Storytelling, Identity, Social Change
Sixteen students arrive at Bon Air Juvenile Correctional Center to a 10-foot-high chain-link fence laced with razor wire. They identify themselves and the gate ratchets open. Guards greet them just inside the nondescript brick building, verify they’re allowed on-site, and search everyone. Only IDs and jackets are allowed beyond this point. The guards alert their counterparts in the dining hall and the women’s residential cottage and the students enter.
At first glance, it may not seem like these 16 University students have much in common with the residents they meet at Bon Air. But as they begin to share stories of comfort and safety, of family and friends, it’s soon apparent that the lives of teenagers — whether inside these austere walls or at a liberal arts college less than five miles away — maybe aren’t so different.
Those connections, built over personal stories shared in a safe community, are the idea behind Storytelling, Identity, and Social Change, a First-Year Seminar taught by Terry Dolson of the Bonner Center for Civic Engagement.
Contrary to what most would claim about this generation, Dolson says being self-revelatory doesn’t come easy for her students. Maybe it’s the personal nature of the stories, or the in-person contact that doesn’t allow for a perfectly crafted, social media-ready message, but, she says, “there are some real contradictions there.”
To help her students practice telling thoughtful stories and build trust in their audience, Dolson begins the course with a series of storytelling prompts around simple topics: remember a time when you felt safe or remember the first time you ate a food you hated.
“I try to get them to place it in time and place,” she says. “Keep it simple; don’t try to make it too complicated. A story is just something that has, at this stage, a beginning, a middle, an end, and a person.”
Other students in the class practice active listening — being present and paying deep attention to the storyteller before repeating the story back to the teller.
They then take these storytelling and listening skills to Bon Air, where they mentor residents preparing for release in the coming weeks.
“So many of the girls and the young men are like them in their interests,” Dolson says. “One of the things students have been saying is how it would be awful to be only known for one story, one episode from your life, and for that to be your whole identity. And that’s kind of what happens to kids who end up in Bon Air. It’s where kids go when they’ve been convicted of a crime and have to serve time.”

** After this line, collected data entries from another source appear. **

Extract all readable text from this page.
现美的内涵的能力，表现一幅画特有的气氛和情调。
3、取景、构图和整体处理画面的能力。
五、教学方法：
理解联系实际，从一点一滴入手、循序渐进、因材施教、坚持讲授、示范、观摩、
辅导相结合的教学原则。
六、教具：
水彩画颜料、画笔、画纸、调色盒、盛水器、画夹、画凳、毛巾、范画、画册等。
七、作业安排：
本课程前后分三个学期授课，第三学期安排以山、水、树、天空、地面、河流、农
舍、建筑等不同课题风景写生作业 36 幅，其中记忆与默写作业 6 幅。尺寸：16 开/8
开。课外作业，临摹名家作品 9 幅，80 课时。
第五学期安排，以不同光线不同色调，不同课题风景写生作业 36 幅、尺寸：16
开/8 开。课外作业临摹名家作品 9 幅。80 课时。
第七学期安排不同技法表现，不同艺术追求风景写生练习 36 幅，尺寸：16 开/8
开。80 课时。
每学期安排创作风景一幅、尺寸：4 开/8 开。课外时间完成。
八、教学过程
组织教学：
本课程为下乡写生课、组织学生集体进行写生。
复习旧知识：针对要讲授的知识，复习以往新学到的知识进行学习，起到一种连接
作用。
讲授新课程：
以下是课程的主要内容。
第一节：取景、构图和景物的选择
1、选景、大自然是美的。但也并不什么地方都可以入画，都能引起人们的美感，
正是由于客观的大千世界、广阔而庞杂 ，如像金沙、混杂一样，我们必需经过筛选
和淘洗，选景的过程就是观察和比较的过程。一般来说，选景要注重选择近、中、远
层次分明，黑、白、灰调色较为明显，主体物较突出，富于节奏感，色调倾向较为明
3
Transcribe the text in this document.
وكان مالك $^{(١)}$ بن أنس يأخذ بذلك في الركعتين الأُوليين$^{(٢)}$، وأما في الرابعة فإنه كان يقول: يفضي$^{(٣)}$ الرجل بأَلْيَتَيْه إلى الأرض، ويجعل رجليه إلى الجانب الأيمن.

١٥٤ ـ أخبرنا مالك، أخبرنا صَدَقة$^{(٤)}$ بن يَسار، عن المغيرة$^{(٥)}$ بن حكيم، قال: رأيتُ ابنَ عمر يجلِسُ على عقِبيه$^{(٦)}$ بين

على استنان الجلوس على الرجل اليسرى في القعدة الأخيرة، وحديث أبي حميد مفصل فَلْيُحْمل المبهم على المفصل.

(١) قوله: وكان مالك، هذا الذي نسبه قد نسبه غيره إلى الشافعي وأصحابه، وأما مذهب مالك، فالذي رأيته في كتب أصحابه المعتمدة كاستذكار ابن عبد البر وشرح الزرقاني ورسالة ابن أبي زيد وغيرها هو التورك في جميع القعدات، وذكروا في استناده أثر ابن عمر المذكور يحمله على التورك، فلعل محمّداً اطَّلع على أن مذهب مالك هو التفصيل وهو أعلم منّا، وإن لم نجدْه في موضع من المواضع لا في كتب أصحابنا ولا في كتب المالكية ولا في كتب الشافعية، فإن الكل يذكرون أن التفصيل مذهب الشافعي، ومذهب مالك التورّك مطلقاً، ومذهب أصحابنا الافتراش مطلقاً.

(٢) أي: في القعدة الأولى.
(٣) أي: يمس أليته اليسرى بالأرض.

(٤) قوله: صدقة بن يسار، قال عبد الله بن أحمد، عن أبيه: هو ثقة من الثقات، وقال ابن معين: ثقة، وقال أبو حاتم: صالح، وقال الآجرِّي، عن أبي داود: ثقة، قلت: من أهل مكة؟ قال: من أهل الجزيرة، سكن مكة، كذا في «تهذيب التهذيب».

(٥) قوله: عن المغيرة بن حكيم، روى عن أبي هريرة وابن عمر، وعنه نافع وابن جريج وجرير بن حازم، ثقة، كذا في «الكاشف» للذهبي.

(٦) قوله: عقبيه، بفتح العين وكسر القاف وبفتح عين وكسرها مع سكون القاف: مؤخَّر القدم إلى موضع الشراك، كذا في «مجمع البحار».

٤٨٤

Dolson hopes these conversations encourage Richmond students to recognize and value their own privileges and, perhaps, begin thinking about how others could have more access to the same opportunities.
That’s the turning point where she prompts the class to consider storytelling in a broader context — namely, can social change movements benefit from effective storytelling? In class, she cites examples from the Holocaust and emancipation to sexual assault prevention and, of course, the problems in the justice system.
“So much in academia is about de-personalizing so you can be objective. But facts don’t change hearts and minds,” she says. “In order to make change on a large scale, you have to win people over, to care enough about the cause to take risks, because change is so hard. Personal stories have a huge place in doing that.”